しかし、付き合いも含めて10年経った今では、その辺りは互いに気になったら指摘し合い、表現方法の違いは性格の部分もあると理解し、上手くいってます。

もちろん逆のケースで、彼がイライラすることもあったと思いますが、やはり人は文化や性格の違いを受け入れ理解してからが、面白いのだと実感しました。

撮影/大坪尚人

「具体的な数字は口にしないほうがいいよ」

彼が正直にものを言うところは、裏を返すと嘘が無いということでもあります。そんな彼が、特に許せないのが数字の間違い。以前、ある社長とゴルフに行った際、その人が「私が持っている〇〇は、世界で〇番目の長さで」とちょっとした自慢を始めたことがありました。私は場が楽しくなるのなら”へぇ~すごいですね~”と言えるタイプなのですが、テディは【違いますよ。○番目はアメリカの〇〇なはずです】とバッサリ。あくまで悪気はなく【あの人が間違えた情報で恥をかくことを見過ごしたくない】と言う正義感からだったんですが……。【日本では、本当のことだったとしても、人前でその人を否定する感じだと相手に恥をかかせる場合もあるから、言う場面を考えよう!】と提案。

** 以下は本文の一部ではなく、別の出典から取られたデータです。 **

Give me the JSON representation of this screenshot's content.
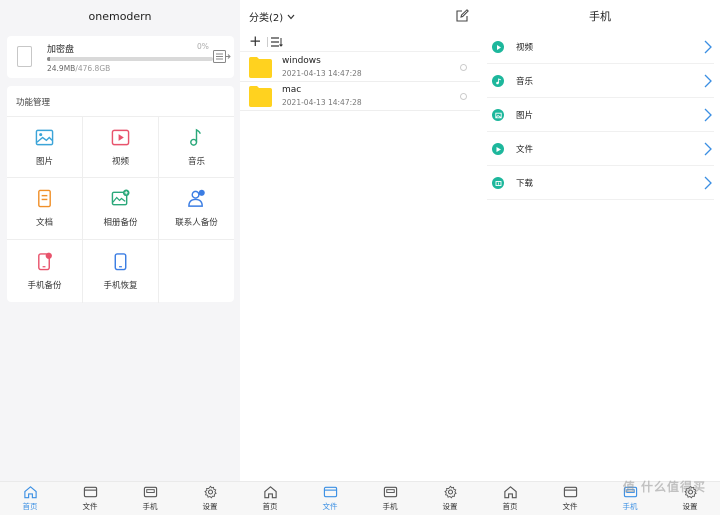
{
  "panel1": {
    "title": "onemodern",
    "disk": {
      "name": "加密盘",
      "percent_label": "0%",
      "percent_value": 0.0,
      "used": "24.9MB",
      "total": "/476.8GB"
    },
    "func_title": "功能管理",
    "func_items": [
      {
        "label": "图片",
        "icon": "image-icon"
      },
      {
        "label": "视频",
        "icon": "video-icon"
      },
      {
        "label": "音乐",
        "icon": "music-icon"
      },
      {
        "label": "文档",
        "icon": "document-icon"
      },
      {
        "label": "相册备份",
        "icon": "album-backup-icon"
      },
      {
        "label": "联系人备份",
        "icon": "contacts-backup-icon"
      },
      {
        "label": "手机备份",
        "icon": "phone-backup-icon"
      },
      {
        "label": "手机恢复",
        "icon": "phone-restore-icon"
      }
    ]
  },
  "panel2": {
    "title": "分类(2)",
    "files": [
      {
        "name": "windows",
        "date": "2021-04-13 14:47:28"
      },
      {
        "name": "mac",
        "date": "2021-04-13 14:47:28"
      }
    ]
  },
  "panel3": {
    "title": "手机",
    "items": [
      {
        "label": "视频",
        "icon": "video-icon"
      },
      {
        "label": "音乐",
        "icon": "music-icon"
      },
      {
        "label": "图片",
        "icon": "image-icon"
      },
      {
        "label": "文件",
        "icon": "file-icon"
      },
      {
        "label": "下载",
        "icon": "download-icon"
      }
    ],
    "watermark": "值 什么值得买"
  },
  "nav": [
    "首页",
    "文件",
    "手机",
    "设置"
  ],
  "colors": {
    "accent": "#3b8fe3",
    "teal": "#1db79c",
    "folder": "#ffd21f"
  }
}
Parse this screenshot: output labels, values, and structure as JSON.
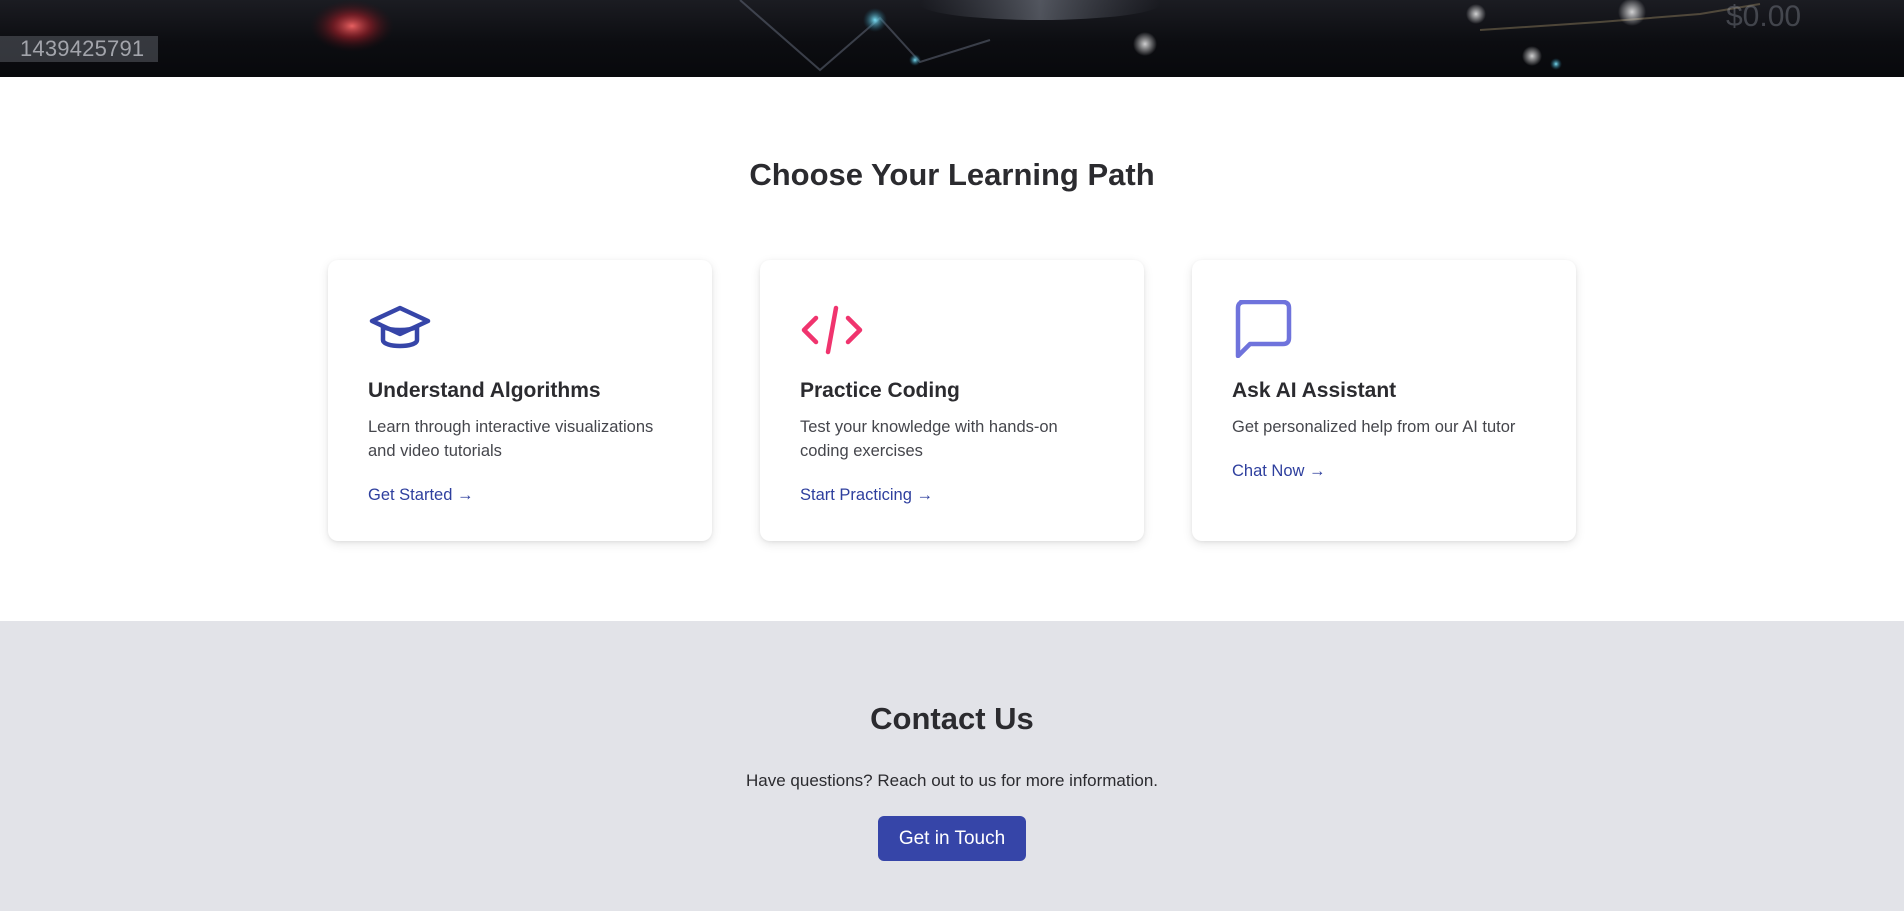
{
  "hero": {
    "image_id_overlay": "1439425791",
    "background_text": "$0.00"
  },
  "paths": {
    "title": "Choose Your Learning Path",
    "cards": [
      {
        "icon": "graduation-cap-icon",
        "icon_color": "#3645a8",
        "title": "Understand Algorithms",
        "description": "Learn through interactive visualizations and video tutorials",
        "link": "Get Started →"
      },
      {
        "icon": "code-icon",
        "icon_color": "#f0346e",
        "title": "Practice Coding",
        "description": "Test your knowledge with hands-on coding exercises",
        "link": "Start Practicing →"
      },
      {
        "icon": "chat-bubble-icon",
        "icon_color": "#6f73dc",
        "title": "Ask AI Assistant",
        "description": "Get personalized help from our AI tutor",
        "link": "Chat Now →"
      }
    ]
  },
  "contact": {
    "title": "Contact Us",
    "text": "Have questions? Reach out to us for more information.",
    "button": "Get in Touch"
  },
  "colors": {
    "primary": "#3645a8",
    "accent_pink": "#f0346e",
    "accent_violet": "#6f73dc",
    "contact_bg": "#e2e3e8"
  }
}
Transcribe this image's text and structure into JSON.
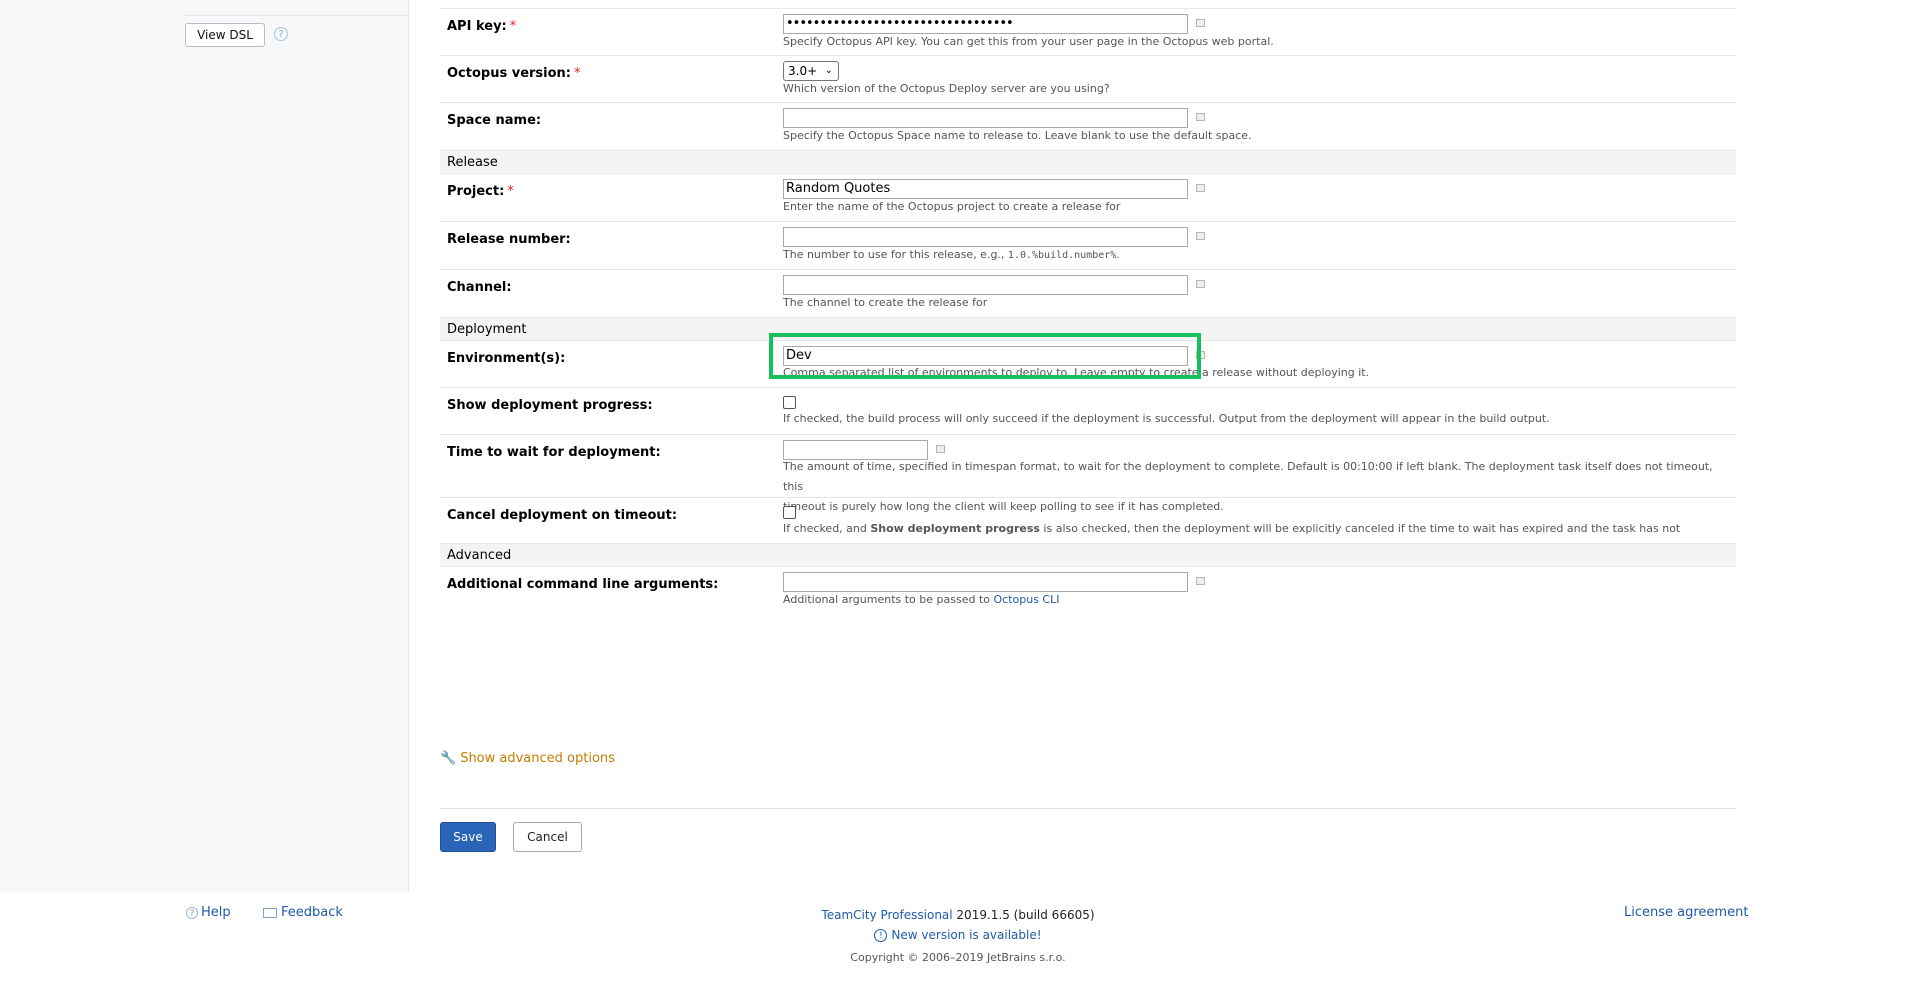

今では、直接本人に言う前に自分がその場で間違えていないのかを謙虚に再確認したりと、日本の文化や感覚を大切に、柔軟に対応しています(笑)。
そんな旦那様は、自分にも人にも嘘がない、心から信頼できる人です。

そんな彼によく言われ有難いことが、【数字というデータものは、専門家でもない限り、口にして間違えてしまうと、誰かが責任を取り謝罪しなければならない信頼問題に関わる。だから、具体的な数字はできるだけ口にしない方が良いよ】ということ。
私は自分でも自覚があるのですが、おっちょこちょいで数字をよく間違えるのです。韓国と日本では年齢の数え方が違うというのもありますが、たまに自分の年齢すら間違えてしまうことも(笑)。なので、彼の正直さやストレートさに困ることもありながらも、彼の生真面目な性格に、実はとっても助けられています。

いずれにしても、生まれ育った国も環境も違う2人が出会ったのだから、考え方が違うのは当たり前。その違いを面白がりながら理解を深め、今年結婚10年目を迎えますが、ラブラブは増していくばかりです(笑)。疑問に思ったことは話し合い、すり合わせていくのが結婚であり、醍醐味なのかもしれませんね。